Below is the Harrel'sC value for 3 baseline model (we use 3 different cox model) both in synthetic and real datasets.
cox sex+age=0.723; real dataset: 0.816
cox all covariates=0.711; real dataset:0.855
cox microbes?allcovaraites=0.659, real dataset=0.824
Our refine model creates scores.csv as an absolute risk score for 15 years instead of fitting our model using predict() functions.
In addition, we made mistakes in our example of scoring Harrel's C index, where in example you can find it is based on Event time, in our current scoring metric we used both event and event time information, according to the task that we provided for the challenge.
Therefore, our score looks greatly improved from our previous score that we presented in webinar.

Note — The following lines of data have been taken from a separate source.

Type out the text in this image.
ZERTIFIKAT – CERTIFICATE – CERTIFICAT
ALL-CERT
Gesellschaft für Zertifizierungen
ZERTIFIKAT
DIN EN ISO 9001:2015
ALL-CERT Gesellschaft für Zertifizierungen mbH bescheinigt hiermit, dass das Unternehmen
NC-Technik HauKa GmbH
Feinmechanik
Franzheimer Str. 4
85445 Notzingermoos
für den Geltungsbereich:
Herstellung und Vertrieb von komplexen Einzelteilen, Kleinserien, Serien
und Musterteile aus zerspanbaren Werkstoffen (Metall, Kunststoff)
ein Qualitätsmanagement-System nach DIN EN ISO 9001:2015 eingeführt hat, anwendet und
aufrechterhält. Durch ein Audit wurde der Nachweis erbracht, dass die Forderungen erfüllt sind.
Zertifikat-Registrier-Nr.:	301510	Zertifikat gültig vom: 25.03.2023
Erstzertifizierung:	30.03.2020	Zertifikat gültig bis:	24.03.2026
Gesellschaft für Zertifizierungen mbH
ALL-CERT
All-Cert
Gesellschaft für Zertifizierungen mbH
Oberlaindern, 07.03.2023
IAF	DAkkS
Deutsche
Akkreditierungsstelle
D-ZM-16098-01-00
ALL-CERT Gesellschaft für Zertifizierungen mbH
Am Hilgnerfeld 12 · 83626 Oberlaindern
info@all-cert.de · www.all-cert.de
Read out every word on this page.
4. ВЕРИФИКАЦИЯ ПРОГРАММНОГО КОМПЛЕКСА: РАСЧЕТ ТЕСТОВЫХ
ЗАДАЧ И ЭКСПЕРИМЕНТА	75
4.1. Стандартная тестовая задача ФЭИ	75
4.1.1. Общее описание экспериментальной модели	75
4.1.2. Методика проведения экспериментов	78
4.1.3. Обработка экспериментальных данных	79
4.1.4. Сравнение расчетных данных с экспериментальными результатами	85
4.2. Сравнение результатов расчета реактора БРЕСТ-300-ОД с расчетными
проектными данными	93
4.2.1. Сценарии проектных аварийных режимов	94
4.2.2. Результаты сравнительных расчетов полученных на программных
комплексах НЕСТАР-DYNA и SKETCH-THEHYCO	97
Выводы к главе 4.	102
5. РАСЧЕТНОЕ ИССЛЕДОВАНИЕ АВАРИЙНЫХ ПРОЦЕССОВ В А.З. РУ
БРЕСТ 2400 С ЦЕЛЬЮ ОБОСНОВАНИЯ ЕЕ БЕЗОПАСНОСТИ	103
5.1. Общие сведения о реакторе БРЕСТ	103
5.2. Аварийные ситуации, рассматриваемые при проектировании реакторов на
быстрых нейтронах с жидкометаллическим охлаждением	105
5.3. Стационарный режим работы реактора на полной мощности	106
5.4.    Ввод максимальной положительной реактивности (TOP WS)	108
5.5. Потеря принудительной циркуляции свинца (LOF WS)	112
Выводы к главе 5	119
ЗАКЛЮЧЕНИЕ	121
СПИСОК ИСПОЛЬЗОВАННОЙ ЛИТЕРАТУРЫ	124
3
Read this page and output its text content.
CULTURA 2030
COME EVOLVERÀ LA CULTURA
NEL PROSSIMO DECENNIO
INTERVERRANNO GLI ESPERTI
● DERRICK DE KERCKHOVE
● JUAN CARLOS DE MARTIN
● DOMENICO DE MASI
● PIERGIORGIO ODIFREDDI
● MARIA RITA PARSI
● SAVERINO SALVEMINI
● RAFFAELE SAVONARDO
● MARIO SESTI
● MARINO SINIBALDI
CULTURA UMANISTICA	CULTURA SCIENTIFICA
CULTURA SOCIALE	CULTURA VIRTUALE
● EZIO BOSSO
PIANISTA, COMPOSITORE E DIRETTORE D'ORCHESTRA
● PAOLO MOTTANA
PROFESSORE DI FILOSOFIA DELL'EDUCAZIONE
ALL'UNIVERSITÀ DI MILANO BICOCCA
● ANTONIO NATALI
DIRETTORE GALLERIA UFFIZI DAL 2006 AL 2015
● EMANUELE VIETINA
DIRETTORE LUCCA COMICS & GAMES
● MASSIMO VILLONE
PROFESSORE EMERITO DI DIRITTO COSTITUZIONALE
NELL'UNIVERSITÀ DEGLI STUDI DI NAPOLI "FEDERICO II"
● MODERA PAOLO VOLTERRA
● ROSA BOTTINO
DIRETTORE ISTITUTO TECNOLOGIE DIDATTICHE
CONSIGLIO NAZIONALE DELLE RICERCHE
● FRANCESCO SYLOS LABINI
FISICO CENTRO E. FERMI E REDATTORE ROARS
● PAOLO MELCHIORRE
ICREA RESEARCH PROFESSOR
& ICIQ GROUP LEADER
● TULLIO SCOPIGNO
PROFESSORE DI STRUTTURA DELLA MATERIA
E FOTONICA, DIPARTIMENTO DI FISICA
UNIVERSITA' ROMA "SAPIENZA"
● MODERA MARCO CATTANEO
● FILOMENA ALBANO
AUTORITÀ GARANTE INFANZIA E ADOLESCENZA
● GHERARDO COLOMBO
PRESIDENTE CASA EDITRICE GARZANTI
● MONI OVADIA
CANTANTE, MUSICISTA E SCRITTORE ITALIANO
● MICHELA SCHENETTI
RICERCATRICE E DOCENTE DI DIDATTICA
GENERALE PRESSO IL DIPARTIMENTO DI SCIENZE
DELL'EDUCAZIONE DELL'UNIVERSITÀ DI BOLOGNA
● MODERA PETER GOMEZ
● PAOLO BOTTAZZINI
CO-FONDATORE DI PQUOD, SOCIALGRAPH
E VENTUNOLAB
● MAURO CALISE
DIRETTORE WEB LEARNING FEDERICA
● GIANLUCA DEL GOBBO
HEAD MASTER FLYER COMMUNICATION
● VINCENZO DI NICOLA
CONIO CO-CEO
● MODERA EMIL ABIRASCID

Please remember, we will use Hosmer Lemeshow test (for 15 years, we updated the wiki) as an additional metric for scoring, to see whether your provided model is well calibrated.
In addition, the challenge organizers reserve the right to use additional criteria and procedures to choose the ultimate winner.
These may include, for instance, the use of additional scoring metrics (e.g Bootstrapping) or criteria if necessary, e.g. in the event of a tie or any other special circumstance.
Best regards,
Pande